In estrema sintesi e senza pretesa di esaustività si prova a definire il concetto di investimento e alcuni semplici metodi di calcolo dei rendimenti.
Investire comporta in genere un esborso di risorse che facciamo oggi (denaro, tempo, lavoro o altro) nell’aspettativa e con la speranza di ottenere un guadagno che remuneri il capitale investito e offra una maggiorazione, ovvero un guadagno.
Un investitore può acquistare un asset monetario o finanziario, o di altro tipo, avendo in mente l’idea che questo bene possa garantirgli in futuro un reddito o un profitto grazie al fatto di poterlo vendere ad un prezzo più alto di quanto pagato per l’acquisto, o di ricevere un interesse nel periodo di possesso.
Generalmente investire comporta l'utilizzo di un capitale che si impiega oggi nella convinzione di accrescerne il valore nel tempo. L’investimento può essere rappresentato da diversi strumenti che si acquistano per generare valore nel futuro; quindi a titolo di esempio: obbligazioni, azioni, proprietà immobiliari, oro, investimenti in beni artistici etc..
Gli investimenti richiedono l’impiego di risorse per un determinato tempo, la distinzione con le attività speculative è spesso proprio questa; le attività speculative sono in genere di brevissimo termine. Gli investimenti invece, soprattutto quelli con cui si impegna il risparmio, devono essere legati al possesso continuato, seppur confinato ad un certo orizzonte temporale, di un determinato bene.

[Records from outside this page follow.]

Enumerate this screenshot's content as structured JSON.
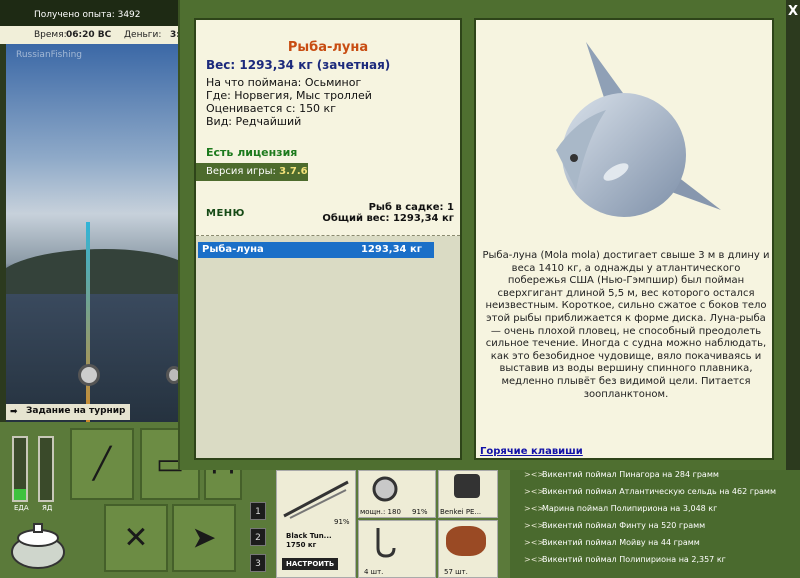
{
  "status": {
    "xp_text": "Получено опыта: 3492",
    "time_label": "Время:",
    "time_value": "06:20 ВС",
    "money_label": "Деньги:",
    "money_value": "3:"
  },
  "scene": {
    "watermark": "RussianFishing"
  },
  "tournament_task": "Задание на турнир",
  "hud": {
    "food_label": "ЕДА",
    "poison_label": "ЯД",
    "food_level": 0.18,
    "poison_level": 0.0,
    "slots": [
      "1",
      "2",
      "3"
    ]
  },
  "gear": {
    "rod_name": "Black Tun...",
    "rod_weight": "1750 кг",
    "rod_percent": "91%",
    "reel_power": "мощн.: 180",
    "reel_percent": "91%",
    "line_name": "Benkei PE...",
    "hooks_count": "4 шт.",
    "bait_count": "57 шт.",
    "setup_button": "НАСТРОИТЬ"
  },
  "feed": [
    "Викентий поймал Пинагора на 284 грамм",
    "Викентий поймал Атлантическую сельдь на 462 грамм",
    "Марина поймал Полипириона на 3,048 кг",
    "Викентий поймал Финту на 520 грамм",
    "Викентий поймал Мойву на 44 грамм",
    "Викентий поймал Полипириона на 2,357 кг"
  ],
  "dialog": {
    "close": "X",
    "fish_name": "Рыба-луна",
    "weight_line": "Вес: 1293,34 кг (зачетная)",
    "caught_on": "На что поймана: Осьминог",
    "where": "Где: Норвегия, Мыс троллей",
    "rated_from": "Оценивается с: 150 кг",
    "kind": "Вид: Редчайший",
    "license": "Есть лицензия",
    "version_label": "Версия игры:",
    "version_value": "3.7.6",
    "menu": "МЕНЮ",
    "fish_in_basket": "Рыб в садке: 1",
    "total_weight": "Общий вес: 1293,34 кг",
    "list": [
      {
        "name": "Рыба-луна",
        "weight": "1293,34 кг"
      }
    ],
    "description": "Рыба-луна (Mola mola) достигает свыше 3 м в длину и веса 1410 кг, а однажды у атлантического побережья США (Нью-Гэмпшир) был пойман сверхгигант длиной 5,5 м, вес которого остался неизвестным. Короткое, сильно сжатое с боков тело этой рыбы приближается к форме диска. Луна-рыба — очень плохой пловец, не способный преодолеть сильное течение. Иногда с судна можно наблюдать, как это безобидное чудовище, вяло покачиваясь и выставив из воды вершину спинного плавника, медленно плывёт без видимой цели. Питается зоопланктоном.",
    "hotkeys": "Горячие клавиши"
  },
  "colors": {
    "panel_bg": "#f6f4e0",
    "frame_green": "#4f6f30",
    "title_orange": "#c84d12",
    "weight_blue": "#1c2a7c",
    "license_green": "#1d7a1d",
    "selection_blue": "#1a6fc8",
    "link_blue": "#1212a8"
  },
  "icons": {
    "close": "close-icon",
    "arrow": "arrow-right-icon",
    "fish": "fish-icon"
  }
}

Un’altra caratteristica degli investimenti è che non sempre offrono garanzie di ottenere un guadagno, anzi è anche possibile ottenere una perdita in linea capitale. Per mitigare il rischio è prudente diversificare gli investimenti in modo tale da ridurre la possibilità di conseguire delle perdite (componendo un portafoglio fatto ad esempio di azioni e obbligazioni e magari anche di altri beni). La diversificazione riduce il rischio, ma chiaramente riduce anche il profitto totale. Non tutti gli investimenti poi hanno un pari grado di liquidità, alcuni per essere rivenduti e resi liquidi richiedono più tempo di altri; anche questo fattore va valutato attentamente. Semplificando possiamo dire che esiste una correlazione positiva tra rendimento e rischio, quindi: ad un rischio elevato possiamo trovare associati rendimenti elevati e viceversa.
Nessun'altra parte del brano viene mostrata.